This piece was my greatest challenge because I really wanted to understand a situation that even it was happening know I don't think that I could truly understand completly. I wanted to understand how much despair someone could fill in not knowing if they were ever going to be free and knowing that it could possibly be at the end of their fingers and not knowing if they were ever going to reach it while they were alive.
In the poem, The Freedom Train, Langston Hughes, uses the literary technique of comparison as a way to describe the struggles and the desires that slaves went through before freedom. He uses it to describe the apprehension that they had at not truly knowing what would happen when they actually achieved the freedom that they had all been praying and dreaming of.
Our first example, which we see of this, is in the first stanza. Hughes talks about all the places he is hearing or seeing something about the possibility of freedom of the slaves. Hughes wrote, "I read in the papers about the Freedom Train/ I heard on the radio about the Freedom train/ I see folks talkin’ about the Freedom train/ Lord, I been a-waitin’ for the Freedom Train (Hughes, pg. 1527). All the slaves are hearing about this thing called freedom and they are not sure exactly what it is. So, Langston compares it to a train, something that is going to come fast and unexpected.

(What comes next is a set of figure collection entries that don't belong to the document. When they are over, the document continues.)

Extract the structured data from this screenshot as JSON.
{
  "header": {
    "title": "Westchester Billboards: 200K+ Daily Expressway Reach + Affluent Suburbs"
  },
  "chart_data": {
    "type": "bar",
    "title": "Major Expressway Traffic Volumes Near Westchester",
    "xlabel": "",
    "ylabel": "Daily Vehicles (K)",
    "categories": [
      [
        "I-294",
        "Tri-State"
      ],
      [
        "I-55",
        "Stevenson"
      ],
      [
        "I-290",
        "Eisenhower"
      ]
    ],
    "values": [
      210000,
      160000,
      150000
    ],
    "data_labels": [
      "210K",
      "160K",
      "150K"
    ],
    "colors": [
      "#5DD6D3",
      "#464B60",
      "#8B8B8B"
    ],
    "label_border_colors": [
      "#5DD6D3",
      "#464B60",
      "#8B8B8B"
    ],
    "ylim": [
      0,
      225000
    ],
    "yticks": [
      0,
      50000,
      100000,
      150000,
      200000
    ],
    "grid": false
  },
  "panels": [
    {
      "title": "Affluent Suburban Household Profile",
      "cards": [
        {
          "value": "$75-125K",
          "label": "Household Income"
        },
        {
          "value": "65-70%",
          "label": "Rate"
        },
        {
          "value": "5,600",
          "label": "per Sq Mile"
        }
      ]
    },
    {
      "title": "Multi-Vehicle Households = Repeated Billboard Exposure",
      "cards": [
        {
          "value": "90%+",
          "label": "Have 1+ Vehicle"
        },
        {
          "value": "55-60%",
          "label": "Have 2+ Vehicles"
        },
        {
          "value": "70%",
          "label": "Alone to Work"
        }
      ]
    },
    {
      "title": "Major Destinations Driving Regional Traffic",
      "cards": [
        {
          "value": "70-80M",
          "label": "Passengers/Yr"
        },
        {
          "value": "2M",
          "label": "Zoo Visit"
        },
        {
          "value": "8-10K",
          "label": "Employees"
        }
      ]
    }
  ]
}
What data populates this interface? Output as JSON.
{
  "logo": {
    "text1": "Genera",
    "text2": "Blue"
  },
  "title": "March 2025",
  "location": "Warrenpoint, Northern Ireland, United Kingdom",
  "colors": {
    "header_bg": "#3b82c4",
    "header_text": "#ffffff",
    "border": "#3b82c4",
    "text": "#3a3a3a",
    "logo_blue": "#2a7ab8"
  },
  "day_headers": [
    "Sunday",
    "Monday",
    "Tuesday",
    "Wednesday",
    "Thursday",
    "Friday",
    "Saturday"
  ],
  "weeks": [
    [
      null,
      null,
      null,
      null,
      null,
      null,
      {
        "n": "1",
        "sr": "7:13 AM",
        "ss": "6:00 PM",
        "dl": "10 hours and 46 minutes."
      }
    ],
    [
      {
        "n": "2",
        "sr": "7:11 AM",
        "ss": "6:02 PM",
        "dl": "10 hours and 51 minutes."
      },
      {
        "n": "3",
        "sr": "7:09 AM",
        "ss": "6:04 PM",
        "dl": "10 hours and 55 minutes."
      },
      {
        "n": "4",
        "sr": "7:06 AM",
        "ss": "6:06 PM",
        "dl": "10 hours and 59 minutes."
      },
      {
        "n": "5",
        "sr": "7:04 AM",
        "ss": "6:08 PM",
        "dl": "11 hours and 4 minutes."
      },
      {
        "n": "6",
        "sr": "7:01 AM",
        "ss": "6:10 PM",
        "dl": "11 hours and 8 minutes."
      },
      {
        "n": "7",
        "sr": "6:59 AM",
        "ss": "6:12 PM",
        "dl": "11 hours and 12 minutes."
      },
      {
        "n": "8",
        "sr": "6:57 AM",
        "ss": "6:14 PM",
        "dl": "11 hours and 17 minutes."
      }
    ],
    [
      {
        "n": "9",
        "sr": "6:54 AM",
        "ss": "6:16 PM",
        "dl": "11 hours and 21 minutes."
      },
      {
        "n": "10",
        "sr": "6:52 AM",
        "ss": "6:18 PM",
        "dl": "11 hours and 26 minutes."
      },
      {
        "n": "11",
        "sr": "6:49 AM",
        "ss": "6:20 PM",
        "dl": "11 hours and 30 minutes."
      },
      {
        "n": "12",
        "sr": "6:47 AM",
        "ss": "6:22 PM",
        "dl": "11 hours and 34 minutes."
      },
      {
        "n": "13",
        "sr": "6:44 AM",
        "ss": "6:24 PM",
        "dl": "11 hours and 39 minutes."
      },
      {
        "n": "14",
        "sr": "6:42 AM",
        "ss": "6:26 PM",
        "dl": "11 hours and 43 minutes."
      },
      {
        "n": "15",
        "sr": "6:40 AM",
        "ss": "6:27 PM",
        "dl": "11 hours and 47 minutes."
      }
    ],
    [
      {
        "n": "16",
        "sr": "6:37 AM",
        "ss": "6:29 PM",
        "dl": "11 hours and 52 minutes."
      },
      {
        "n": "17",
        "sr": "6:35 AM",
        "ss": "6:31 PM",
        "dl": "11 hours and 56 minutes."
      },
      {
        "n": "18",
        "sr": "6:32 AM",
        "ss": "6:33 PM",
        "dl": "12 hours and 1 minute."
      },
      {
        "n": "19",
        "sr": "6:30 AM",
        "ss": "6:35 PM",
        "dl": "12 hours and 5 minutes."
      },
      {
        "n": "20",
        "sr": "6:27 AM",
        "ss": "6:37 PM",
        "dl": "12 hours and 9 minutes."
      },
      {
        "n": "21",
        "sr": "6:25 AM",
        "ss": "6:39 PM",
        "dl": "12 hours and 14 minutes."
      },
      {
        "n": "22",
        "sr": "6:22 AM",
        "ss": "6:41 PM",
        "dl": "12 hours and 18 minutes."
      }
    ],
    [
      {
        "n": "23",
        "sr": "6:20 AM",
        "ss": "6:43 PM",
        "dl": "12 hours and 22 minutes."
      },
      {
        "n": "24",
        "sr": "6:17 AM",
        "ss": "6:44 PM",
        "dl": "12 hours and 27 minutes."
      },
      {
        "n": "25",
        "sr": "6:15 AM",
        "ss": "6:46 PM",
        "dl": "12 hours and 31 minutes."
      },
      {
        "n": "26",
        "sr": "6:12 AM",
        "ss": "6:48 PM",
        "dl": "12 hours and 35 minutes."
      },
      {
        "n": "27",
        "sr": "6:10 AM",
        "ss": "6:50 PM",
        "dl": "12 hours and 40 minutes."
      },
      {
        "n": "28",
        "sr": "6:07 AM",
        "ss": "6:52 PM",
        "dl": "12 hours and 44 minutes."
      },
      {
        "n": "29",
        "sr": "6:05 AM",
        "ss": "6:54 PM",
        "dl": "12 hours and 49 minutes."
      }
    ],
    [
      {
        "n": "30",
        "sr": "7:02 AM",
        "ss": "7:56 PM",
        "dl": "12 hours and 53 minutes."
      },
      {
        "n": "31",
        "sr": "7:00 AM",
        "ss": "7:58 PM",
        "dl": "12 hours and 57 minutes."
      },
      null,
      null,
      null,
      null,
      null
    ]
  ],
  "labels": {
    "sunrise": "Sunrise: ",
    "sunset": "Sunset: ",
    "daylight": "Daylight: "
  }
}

Another example would be when Hughes starts pondering what it is actually going to mean, when and if, they do achieve freedom. He said, " Down south in Dixie only train I see’s/ Got a Jim Crow car set aside for me. /I hope there ain’t no Jim Crow on the Freedom Train/ No Back door entrance to the Freedom Train/ No signs FOR COLORED on the Freedom Train/ No WHITE FOLKS ONLY on the Freedom Train (Hughes, pg. 1527). With this example, Hughes is stating that the only life, that they have ever known, has been one with no freedom. A life with a white section only and the blacks were allowed only to sit in the back of the train or in a special section. In his idea of what true freedom would be, there would be no special sections and anyone could sit anywhere they wanted to. Also, he is comparing the door entrance of the train, to the back entrance that the colored folks had to go through. Hughes wonders that with this freedom that is coming, will the slaves still have a special back door entrance or will everyone be able to use all the doors.
Hughes uses another comparison, of the train and freedom from slavery, when he questions if when freedom comes will he were as equal in society as the white man. He asks, "Who’s the engineer on the Freedom Train? / Can a Coal black man drive the Freedom train? / Or am I still a porter on the Freedom Train? / When it stops in Mississippi will it be made plain/ everybody’s got a right to board to Freedom train? (Hughes Pg. 1527). He want to know that when this freedom comes will he be able to do all the things that he never got to do. Such as, voting for his and other blacks rights, will everyone be equal to each other and being able to be a leader in society instead of the helper all the time.
One final example, of the comparison to the train and freedom, is when Hughes takes about how his grandmother’s grandson, Jimmy, died in Anzio. Again, Hughes starts questioning weather the heaven freedom train will be the actual true freedom to a slave or is it still a white mans train. Hughes asks the questions, "Will his Freedom Train come zoomin down the track/ Gleamin’ in the sunlight for white and black? / Not stopping at no stations marked COLORED nor WHITE, / Just stopping in the fields ……… For the Freedom Train will be yours and mine! (Hughes pg. 1528). Hughes is questioning the fact that when you die, and you’re a free slave or not, does heaven make a difference. He continues to ponder if it will make a difference if you are black and white. He wants to if heaven truly means freedom for everyone, with no special meetings and there are not only white politicians. In heaven, he asks, will there be a line for colored folks or will everyone be able to stand in every line.
Langston Hughes was a wonderful writer. He used many literary techniques, throughout all of his writings, to portray the deeper messages that he wanted to get across to his readers. He wrote about the struggle of the slaves and allowed people to see that even though they were not allowed to have a lot they had their dreams and no one could take that away.
Works Citied
Hughes, Langston. "The Freedom Train". Pgs. 1527-1528.
Lauter, Paul Ed. The Heath Anthology of American Literature Volume D. 5th Edition. New York: Houghton Mifflin Company. 2006.